Feud Between Trump, Corker Escalates

President Donald Trump and Sen. Bob Corker renewed a caustic intraparty battle Tuesday just hours before the president was scheduled to visit the Senate to discuss the Republican plan to overhaul the federal tax code.

Mr. Corker, a Tennessee Republican, said the president should stay out of negotiations over the tax-overhaul effort. Mr. Corker has played a key role in the tax bill so far, cutting a crucial deal with Sen. Pat Toomey (R., Pa.) on the Senate's budget, allowing for up to $1.5 trillion in tax cuts over a decade. That set the parameters for the tax bill, which can become law even if Mr. Corker ultimately opposes it.

"I would just like him to leave it to the professionals for a while, and see if we can do something that's constructive," Mr. Corker said on ABC's Good Morning America.

Those remarks drew a rebuke from Mississippi Sen. Roger Wicker, a member of Senate Republican leadership team, who said he expected the meeting with Mr. Trump to be substantive. Mr. Corker had described the meeting with the president as a "photo-op."

"I don't think these comments by Sen. Corker are helpful at all," Mr. Wicker, who is up for re-election in Mississippi next year, said on CNN.

The exchanges reflect tensions within the Republican leadership in Washington as they take on what many consider to be a must-pass measure to revise the tax code and deliver on a key campaign promise. The importance of action on taxes rose significantly after the GOP Congress failed to repeal and replace the Affordable Care Act after years of vowing to make that a priority.

Mr. Trump responded on Twitter, where he called Mr. Corker a "lightweight," referred to him as "liddle' Bob Corker," said the two-term senator "couldn't get elected dog catcher." He said Mr. Corker, who isn't seeking a third-term, helped former President Barack Obama "give us the bad Iran deal," and portrayed him as an opponent to tax cuts.

Mr. Corker returned fire, saying "nothing that he said in his tweets today were truthful or accurate, and he knows it and the people around him know it."

"The president has great difficulty with the truth, on many issues," Mr. Corker said on CNN.

Mr.

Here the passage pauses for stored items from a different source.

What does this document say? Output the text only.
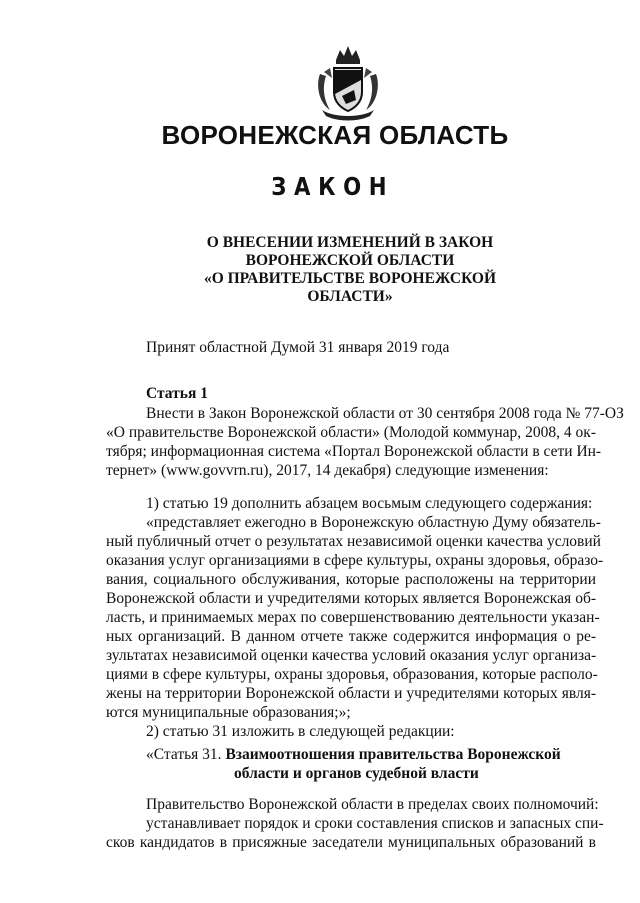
ВОРОНЕЖСКАЯ ОБЛАСТЬ
ЗАКОН
О ВНЕСЕНИИ ИЗМЕНЕНИЙ В ЗАКОН
ВОРОНЕЖСКОЙ ОБЛАСТИ
«О ПРАВИТЕЛЬСТВЕ ВОРОНЕЖСКОЙ
ОБЛАСТИ»
Принят областной Думой 31 января 2019 года
Статья 1
Внести в Закон Воронежской области от 30 сентября 2008 года № 77-ОЗ
«О правительстве Воронежской области» (Молодой коммунар, 2008, 4 ок-
тября; информационная система «Портал Воронежской области в сети Ин-
тернет» (www.govvrn.ru), 2017, 14 декабря) следующие изменения:
1) статью 19 дополнить абзацем восьмым следующего содержания:
«представляет ежегодно в Воронежскую областную Думу обязатель-
ный публичный отчет о результатах независимой оценки качества условий
оказания услуг организациями в сфере культуры, охраны здоровья, образо-
вания, социального обслуживания, которые расположены на территории
Воронежской области и учредителями которых является Воронежская об-
ласть, и принимаемых мерах по совершенствованию деятельности указан-
ных организаций. В данном отчете также содержится информация о ре-
зультатах независимой оценки качества условий оказания услуг организа-
циями в сфере культуры, охраны здоровья, образования, которые располо-
жены на территории Воронежской области и учредителями которых явля-
ются муниципальные образования;»;
2) статью 31 изложить в следующей редакции:
«Статья 31. Взаимоотношения правительства Воронежской
области и органов судебной власти
Правительство Воронежской области в пределах своих полномочий:
устанавливает порядок и сроки составления списков и запасных спи-
сков кандидатов в присяжные заседатели муниципальных образований в
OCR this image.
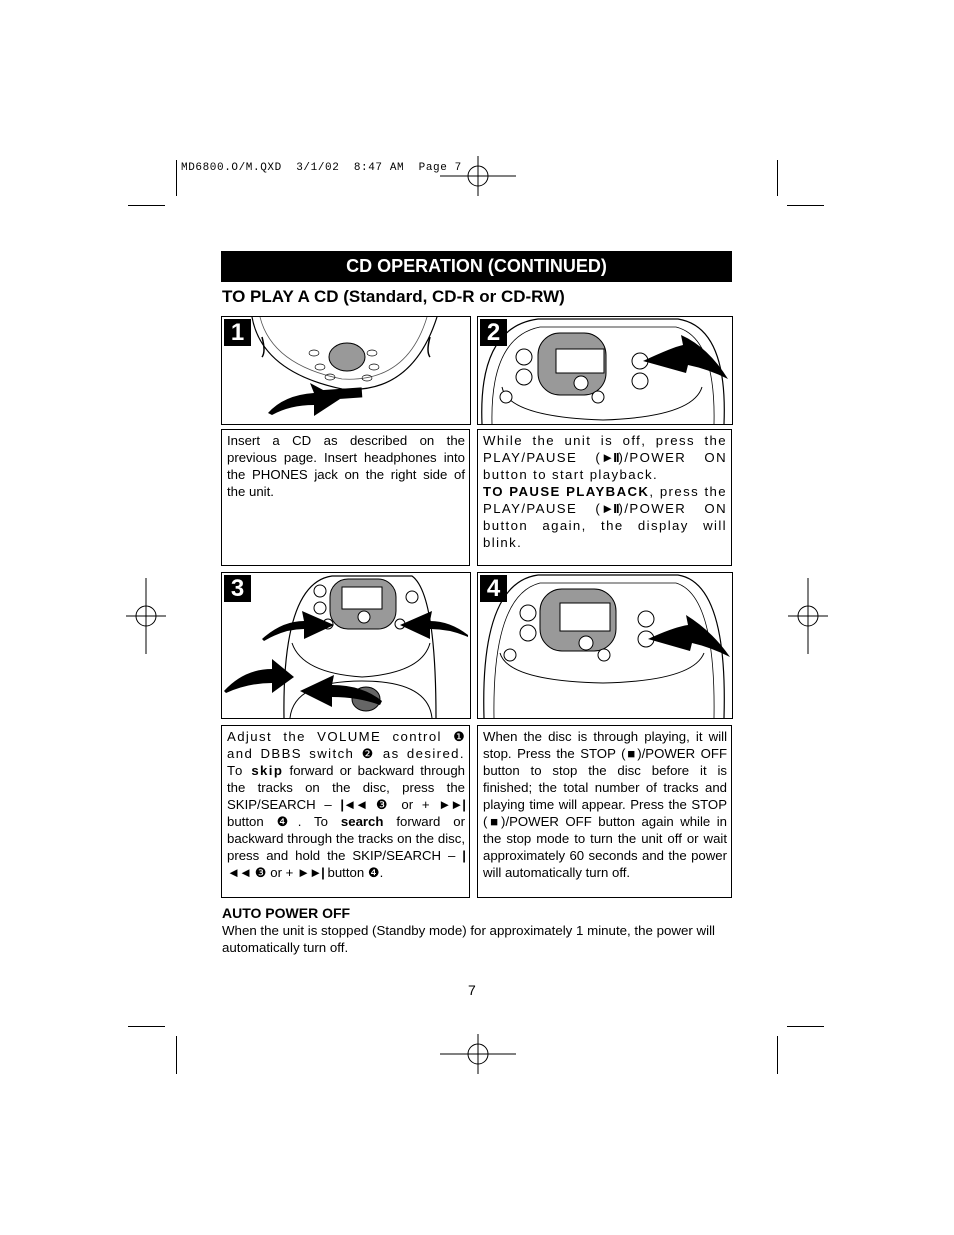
MD6800.O/M.QXD  3/1/02  8:47 AM  Page 7
CD OPERATION (CONTINUED)
TO PLAY A CD (Standard, CD-R or CD-RW)
1	2

Insert a CD as described on the previous page. Insert headphones into the PHONES jack on the right side of the unit.

While the unit is off, press the PLAY/PAUSE (►II)/POWER ON button to start playback.

TO PAUSE PLAYBACK, press the PLAY/PAUSE (►II)/POWER ON button again, the display will blink.

3	4

Adjust the VOLUME control ❶ and DBBS switch ❷ as desired. To skip forward or backward through the tracks on the disc, press the SKIP/SEARCH – |◄◄ ❸ or + ►►| button ❹. To search forward or backward through the tracks on the disc, press and hold the SKIP/SEARCH – |◄◄ ❸ or + ►►| button ❹.

When the disc is through playing, it will stop. Press the STOP (■)/POWER OFF button to stop the disc before it is finished; the total number of tracks and playing time will appear. Press the STOP (■)/POWER OFF button again while in the stop mode to turn the unit off or wait approximately 60 seconds and the power will automatically turn off.

AUTO POWER OFF
When the unit is stopped (Standby mode) for approximately 1 minute, the power will automatically turn off.
7
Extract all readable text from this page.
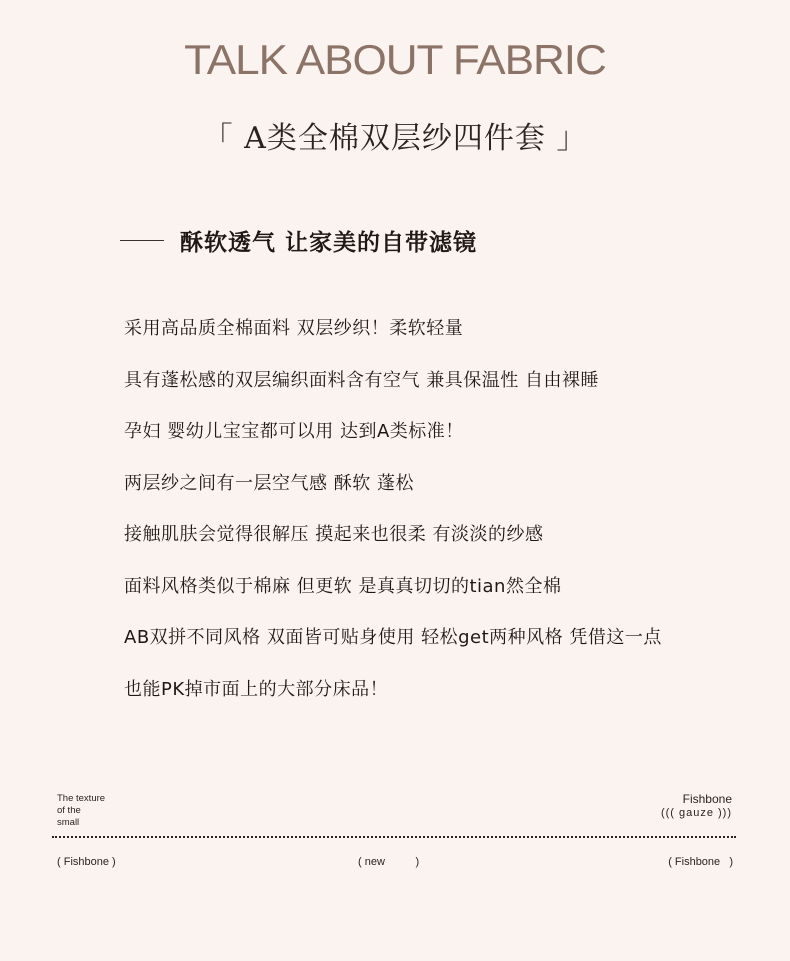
TALK ABOUT FABRIC
「 A类全棉双层纱四件套 」
酥软透气 让家美的自带滤镜
采用高品质全棉面料 双层纱织！柔软轻量
具有蓬松感的双层编织面料含有空气 兼具保温性 自由裸睡
孕妇 婴幼儿宝宝都可以用 达到A类标准！
两层纱之间有一层空气感 酥软 蓬松
接触肌肤会觉得很解压 摸起来也很柔 有淡淡的纱感
面料风格类似于棉麻 但更软 是真真切切的tian然全棉
AB双拼不同风格 双面皆可贴身使用 轻松get两种风格 凭借这一点
也能PK掉市面上的大部分床品！
The texture
of the
small
Fishbone
((( gauze )))
( Fishbone )	( new          )	( Fishbone   )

Corker had been one of Mr. Trump's supporters during the presidential campaign, and was mentioned as a potential candidate for vice president. Asked if he would support Mr. Trump again for president, Mr. Corker said Tuesday, "I would not do that again."

"No way," Mr. Corker said. "I think that he's proven himself unable to rise to the occasion. I think many of us, me included, have tried to...I've intervened, I've had private dinner. I've been with him on multiple occasions to try to create some kind of aspirational approach, if you will, to the way that he conducts himself. But I don't think that that's possible, and he's obviously not going to rise to the occasion as president."

House Speaker Paul Ryan (R., Wis.) played down the effect of the feud on the Republican push to rewrite the tax code.

"I don't think it changes our efforts on tax reform," Mr. Ryan told reporters Tuesday, adding that Mr. Corker is "going to vote for tax reform because he knows it's in the best interests of Americans."

Mr. Ryan said he hoped Messrs. Corker and Trump would resolve their differences when Mr. Trump visits the Senate GOP policy lunch on Tuesday.

Many Republicans now believe coming up short on a tax-code rewrite would cost them control of the House majority, and Mr. Corker's comments risk undermining it.

But some Democrats said the same logic could be applied to the president.

"I'd put this back on the president," Sen. Jon Tester, a Democrat up for re-election next year in conservative-leaning Montana. "Why is the president responding when he should be focused on tax reform?"

--Richard Rubin contributed to this article.